Anche questa festa, pur col fascino delle Prime Comunioni e della tradizionale processione, risente del calo dei fedeli alla liturgia domenicale. Si è scommesso per secoli sull’obbligo grave della Messa, anziché sulla sua bellezza, e il fallimento è sotto gli occhi. Mai però è venuta a mancare una minoranza che vive con gratitudine e gioia il significato di tale ricorrenza: Dio che si dona come cibo per la fame dell’uomo e bevanda per la sua sete. Per capire il mistero della Eucaristia occorre guardare con fede i segni visibili del pane e del vino, simbolo del cibo e della bevanda, fondamento della vita, ma anche i volti di coloro che si accostano ad essa col loro peso di peccato e di grazia, di dubbio e di fedeltà. Illuminante a tale proposito il messaggio della novella La fede di L. Pirandello. Don Angelino, in piena crisi vocazionale, rifiuta, come atto magico, la richiesta di zia Croce di una Messa. Davanti alle lacrime della donna cede e mentre si avvia all’altare viene colpito e guarito dal corpo prostrato della vecchia davanti a Dio, povera che cerca Dio, non da cristiana perfetta, ma da mendicante fiduciosa di conforto e di speranza.
L’evangelista Marco ci conduce al Cenacolo, dove trovare il luogo della Pasqua. Per 4 volte viene ripetuta l’espressione “preparare la Pasqua”. Il problema è quindi preparare la Pasqua, dove vivere questo mistero. La Pasqua è l’elemento fondante della religione ebraica; è il desiderio intenso di libertà, di giustizia e di fraternità maturato nella schiavitù. Il Cenacolo è il luogo interiore dove Dio si dona agli uomini e questi si aprono al mistero dell’incontro con Lui. Quanto è banale la discussione sull’ostia nelle mani o direttamente in bocca: il problema non è toccare, ma lasciarsi toccare dall’amore di Dio. In ogni cenacolo c’è l’esperienza di Dio: solo dopo che ci sentiamo riconosciuti da Gesù e chiamati da lui per nome, come Maria Maddalena nel giardino della risurrezione, noi possiamo incontrare il Signore.
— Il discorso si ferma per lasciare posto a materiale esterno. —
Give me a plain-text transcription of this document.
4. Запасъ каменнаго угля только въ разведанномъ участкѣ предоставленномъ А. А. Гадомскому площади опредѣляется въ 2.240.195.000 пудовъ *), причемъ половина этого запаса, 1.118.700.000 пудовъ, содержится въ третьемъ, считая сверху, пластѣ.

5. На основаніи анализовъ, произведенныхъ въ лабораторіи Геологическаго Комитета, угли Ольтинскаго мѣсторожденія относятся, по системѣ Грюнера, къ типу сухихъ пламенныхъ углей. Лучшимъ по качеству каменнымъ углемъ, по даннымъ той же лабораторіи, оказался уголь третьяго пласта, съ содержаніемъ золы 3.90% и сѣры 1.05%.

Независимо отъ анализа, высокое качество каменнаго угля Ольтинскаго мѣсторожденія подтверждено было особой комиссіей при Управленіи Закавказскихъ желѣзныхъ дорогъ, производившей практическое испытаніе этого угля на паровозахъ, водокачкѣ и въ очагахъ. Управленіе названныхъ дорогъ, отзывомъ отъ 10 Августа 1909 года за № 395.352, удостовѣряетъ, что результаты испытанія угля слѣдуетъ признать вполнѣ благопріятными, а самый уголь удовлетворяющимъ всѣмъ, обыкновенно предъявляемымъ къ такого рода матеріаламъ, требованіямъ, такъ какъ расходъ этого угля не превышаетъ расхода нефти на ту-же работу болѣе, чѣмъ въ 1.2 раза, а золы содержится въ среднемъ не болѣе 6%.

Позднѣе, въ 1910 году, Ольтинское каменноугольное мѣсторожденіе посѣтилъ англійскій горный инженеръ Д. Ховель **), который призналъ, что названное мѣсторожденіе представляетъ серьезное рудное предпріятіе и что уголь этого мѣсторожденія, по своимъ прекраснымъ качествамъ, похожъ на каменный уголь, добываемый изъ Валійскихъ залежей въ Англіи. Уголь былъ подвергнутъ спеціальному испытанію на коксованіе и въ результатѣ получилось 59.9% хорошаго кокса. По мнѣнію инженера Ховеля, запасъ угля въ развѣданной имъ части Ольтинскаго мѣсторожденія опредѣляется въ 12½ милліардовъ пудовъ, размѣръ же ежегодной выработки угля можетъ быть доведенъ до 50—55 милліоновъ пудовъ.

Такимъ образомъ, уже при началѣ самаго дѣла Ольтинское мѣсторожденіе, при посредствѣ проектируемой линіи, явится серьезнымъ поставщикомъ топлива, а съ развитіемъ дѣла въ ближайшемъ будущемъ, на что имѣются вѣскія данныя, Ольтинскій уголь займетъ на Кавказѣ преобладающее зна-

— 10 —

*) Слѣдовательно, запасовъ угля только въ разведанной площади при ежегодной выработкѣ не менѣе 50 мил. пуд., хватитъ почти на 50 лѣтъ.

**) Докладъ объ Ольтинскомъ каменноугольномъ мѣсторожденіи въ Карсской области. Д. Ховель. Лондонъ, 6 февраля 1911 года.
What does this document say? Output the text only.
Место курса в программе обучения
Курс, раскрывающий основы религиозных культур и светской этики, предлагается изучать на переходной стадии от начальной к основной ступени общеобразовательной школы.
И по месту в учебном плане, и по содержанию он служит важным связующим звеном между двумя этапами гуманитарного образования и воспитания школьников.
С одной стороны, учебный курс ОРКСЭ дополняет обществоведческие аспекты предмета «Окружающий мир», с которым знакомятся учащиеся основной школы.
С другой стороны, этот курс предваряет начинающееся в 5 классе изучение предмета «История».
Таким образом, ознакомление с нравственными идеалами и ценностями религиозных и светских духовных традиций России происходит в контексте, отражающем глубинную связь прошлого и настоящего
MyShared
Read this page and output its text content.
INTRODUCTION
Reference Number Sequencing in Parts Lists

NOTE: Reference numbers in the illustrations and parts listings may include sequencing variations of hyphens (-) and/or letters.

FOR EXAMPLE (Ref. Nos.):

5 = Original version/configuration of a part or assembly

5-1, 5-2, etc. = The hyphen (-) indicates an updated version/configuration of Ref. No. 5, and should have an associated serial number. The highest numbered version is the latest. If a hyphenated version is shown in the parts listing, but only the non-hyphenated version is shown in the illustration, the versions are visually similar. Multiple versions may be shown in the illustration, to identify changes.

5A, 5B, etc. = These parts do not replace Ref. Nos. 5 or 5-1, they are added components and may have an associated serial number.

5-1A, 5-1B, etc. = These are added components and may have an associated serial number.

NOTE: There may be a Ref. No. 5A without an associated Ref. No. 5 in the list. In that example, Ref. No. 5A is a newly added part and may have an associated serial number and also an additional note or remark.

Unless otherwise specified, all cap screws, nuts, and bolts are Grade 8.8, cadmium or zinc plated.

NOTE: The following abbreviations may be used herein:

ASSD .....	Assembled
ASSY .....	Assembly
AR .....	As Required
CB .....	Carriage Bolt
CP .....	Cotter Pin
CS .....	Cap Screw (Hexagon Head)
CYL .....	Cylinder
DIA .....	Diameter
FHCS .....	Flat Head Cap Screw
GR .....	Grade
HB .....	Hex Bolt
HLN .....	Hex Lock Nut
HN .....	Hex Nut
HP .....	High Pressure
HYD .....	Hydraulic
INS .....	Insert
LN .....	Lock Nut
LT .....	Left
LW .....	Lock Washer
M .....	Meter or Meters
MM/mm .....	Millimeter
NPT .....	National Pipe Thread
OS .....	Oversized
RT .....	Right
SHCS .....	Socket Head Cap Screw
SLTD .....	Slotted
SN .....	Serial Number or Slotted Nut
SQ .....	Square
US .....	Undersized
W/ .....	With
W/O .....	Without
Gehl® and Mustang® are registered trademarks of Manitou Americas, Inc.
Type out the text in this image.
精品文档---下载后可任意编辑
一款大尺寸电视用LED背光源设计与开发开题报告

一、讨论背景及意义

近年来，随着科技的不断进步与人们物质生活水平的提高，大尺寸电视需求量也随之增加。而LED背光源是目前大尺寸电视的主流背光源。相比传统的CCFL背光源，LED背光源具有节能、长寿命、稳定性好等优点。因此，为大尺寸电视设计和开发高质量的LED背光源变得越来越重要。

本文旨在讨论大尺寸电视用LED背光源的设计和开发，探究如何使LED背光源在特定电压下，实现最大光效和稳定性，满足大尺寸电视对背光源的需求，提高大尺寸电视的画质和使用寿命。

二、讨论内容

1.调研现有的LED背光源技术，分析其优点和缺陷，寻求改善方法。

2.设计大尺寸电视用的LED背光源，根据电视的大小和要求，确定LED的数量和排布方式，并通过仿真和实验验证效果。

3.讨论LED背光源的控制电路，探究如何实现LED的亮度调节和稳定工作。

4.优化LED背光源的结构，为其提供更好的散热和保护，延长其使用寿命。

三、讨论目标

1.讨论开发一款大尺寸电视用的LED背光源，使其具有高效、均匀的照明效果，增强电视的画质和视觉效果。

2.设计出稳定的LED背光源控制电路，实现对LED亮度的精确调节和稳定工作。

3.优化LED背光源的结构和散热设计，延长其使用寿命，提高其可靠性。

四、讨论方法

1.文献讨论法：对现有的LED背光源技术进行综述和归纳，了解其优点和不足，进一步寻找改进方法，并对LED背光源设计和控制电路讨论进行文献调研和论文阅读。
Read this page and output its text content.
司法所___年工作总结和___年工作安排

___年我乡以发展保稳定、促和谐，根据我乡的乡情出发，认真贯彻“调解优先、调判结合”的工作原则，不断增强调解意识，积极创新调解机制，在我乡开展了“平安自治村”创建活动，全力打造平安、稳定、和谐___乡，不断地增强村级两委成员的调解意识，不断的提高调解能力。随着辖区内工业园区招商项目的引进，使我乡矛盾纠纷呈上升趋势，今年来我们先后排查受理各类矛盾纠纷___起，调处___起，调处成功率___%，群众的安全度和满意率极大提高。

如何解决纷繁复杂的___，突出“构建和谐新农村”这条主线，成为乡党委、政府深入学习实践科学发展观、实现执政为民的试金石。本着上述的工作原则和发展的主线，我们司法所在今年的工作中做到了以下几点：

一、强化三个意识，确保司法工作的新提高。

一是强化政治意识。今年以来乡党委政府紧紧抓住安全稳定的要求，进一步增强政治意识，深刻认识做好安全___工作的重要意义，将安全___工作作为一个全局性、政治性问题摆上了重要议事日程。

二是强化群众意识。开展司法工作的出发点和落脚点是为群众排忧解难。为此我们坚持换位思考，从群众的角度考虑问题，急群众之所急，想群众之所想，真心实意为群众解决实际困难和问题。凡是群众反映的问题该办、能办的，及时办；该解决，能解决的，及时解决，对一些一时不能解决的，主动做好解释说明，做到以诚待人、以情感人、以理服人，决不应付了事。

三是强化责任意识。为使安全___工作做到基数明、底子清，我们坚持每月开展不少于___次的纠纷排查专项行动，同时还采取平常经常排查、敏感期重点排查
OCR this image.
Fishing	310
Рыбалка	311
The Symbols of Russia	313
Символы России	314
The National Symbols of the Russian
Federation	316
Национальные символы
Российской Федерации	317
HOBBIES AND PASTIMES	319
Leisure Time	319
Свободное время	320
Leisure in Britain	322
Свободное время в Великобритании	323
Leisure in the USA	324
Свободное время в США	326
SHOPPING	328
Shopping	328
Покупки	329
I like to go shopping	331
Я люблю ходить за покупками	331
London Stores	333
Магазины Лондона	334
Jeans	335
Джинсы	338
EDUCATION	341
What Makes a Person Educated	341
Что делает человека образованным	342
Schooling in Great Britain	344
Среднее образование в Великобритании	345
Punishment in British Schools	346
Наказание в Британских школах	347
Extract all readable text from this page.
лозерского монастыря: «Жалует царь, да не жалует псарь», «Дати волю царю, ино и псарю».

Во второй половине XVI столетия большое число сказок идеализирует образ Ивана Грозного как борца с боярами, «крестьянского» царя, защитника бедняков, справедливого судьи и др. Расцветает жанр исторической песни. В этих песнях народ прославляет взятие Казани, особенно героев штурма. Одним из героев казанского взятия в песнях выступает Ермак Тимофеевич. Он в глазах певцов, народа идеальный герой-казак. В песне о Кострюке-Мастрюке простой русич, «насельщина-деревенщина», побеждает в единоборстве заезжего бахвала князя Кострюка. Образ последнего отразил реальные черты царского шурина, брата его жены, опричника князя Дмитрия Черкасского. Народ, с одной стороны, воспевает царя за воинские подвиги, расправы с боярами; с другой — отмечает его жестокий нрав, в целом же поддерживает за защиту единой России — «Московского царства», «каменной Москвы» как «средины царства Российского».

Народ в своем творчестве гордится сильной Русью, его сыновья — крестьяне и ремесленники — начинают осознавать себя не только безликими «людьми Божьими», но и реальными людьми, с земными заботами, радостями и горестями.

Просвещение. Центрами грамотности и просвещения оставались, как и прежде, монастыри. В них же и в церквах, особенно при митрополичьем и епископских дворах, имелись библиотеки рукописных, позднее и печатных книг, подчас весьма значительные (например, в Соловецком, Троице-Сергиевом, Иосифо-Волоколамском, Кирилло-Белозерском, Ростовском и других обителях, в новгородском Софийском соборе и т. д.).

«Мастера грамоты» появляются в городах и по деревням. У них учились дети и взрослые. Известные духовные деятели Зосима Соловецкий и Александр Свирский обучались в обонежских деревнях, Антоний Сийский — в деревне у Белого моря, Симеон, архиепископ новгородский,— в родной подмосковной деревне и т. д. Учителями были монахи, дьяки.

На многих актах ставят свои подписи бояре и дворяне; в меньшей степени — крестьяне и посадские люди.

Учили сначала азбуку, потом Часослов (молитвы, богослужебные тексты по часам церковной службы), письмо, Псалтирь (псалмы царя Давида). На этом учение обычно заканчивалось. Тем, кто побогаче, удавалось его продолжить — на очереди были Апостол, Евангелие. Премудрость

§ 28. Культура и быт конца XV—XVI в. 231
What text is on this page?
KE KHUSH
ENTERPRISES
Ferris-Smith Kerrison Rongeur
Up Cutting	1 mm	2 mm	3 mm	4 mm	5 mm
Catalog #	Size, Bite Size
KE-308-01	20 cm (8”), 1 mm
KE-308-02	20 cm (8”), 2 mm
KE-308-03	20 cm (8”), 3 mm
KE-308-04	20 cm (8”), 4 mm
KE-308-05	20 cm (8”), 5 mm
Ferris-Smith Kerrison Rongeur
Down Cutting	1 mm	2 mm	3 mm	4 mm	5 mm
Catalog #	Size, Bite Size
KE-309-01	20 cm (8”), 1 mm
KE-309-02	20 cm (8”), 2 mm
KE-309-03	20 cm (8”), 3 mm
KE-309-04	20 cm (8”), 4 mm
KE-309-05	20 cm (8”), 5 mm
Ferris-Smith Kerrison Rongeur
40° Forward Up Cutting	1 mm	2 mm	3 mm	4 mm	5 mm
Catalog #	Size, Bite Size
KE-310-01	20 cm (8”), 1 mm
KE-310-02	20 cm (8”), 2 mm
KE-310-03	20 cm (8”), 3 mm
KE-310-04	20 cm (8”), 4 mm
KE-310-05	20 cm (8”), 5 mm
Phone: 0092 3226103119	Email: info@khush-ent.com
Siamo all’ultimo dei banchetti terreni di Gesù e, come al solito, non mancano le altezze dell’amore, Giovanni che poggia il capo sul suo petto, e gli abissi delle tenebre, Giuda che a quella prima messa porta il tintinnio delle 30 monete del tradimento. Nonostante tutto Gesù continua a scommettere sui preti e sui fedeli di tutte le messe della storia in nome dell’amore non della risposta degli uomini. Ogni comunità cristiana si costruisce attorno all’altare e Lui sarà sempre al centro mediante il pane e il vino, suo Corpo e suo Sangue, assicurando la comunione con Dio.
Dalla Eucaristia nasce la responsabilità del cristiano all’interno della Chiesa e in uscita verso il mondo. Papa Francesco non si stanca di esortare il passaggio da una Chiesa clericale ad una sinodale. In troppe chiese le balaustre (reali o simboliche) più che arredamento a delimitare il presbiterio, sono forze che frenano il camminare insieme, con uguale responsabilità del clero e dei laici, membri dello stesso popolo di Dio.L’Eucaristia genera un cammino e consegna una missione, secondo l’invito alla fine di ogni celebrazione: «Andate!». Appartiene ai primi scritti cristiani l’esortazione: «Se condividiamo il pane celeste, come non condivideremo il pane terreno?» (Didachè).
Quando dopo il Covid tornerà la classica processione osserviamo i due ostensori: quello di Cristo che cammina nelle nostre strade in cerca dei Zaccheo, delle Maddalene, dei Tommaso, e quello di noi sotto il peso delle fragilità, dei dubbi, delle mani tese verso la speranza.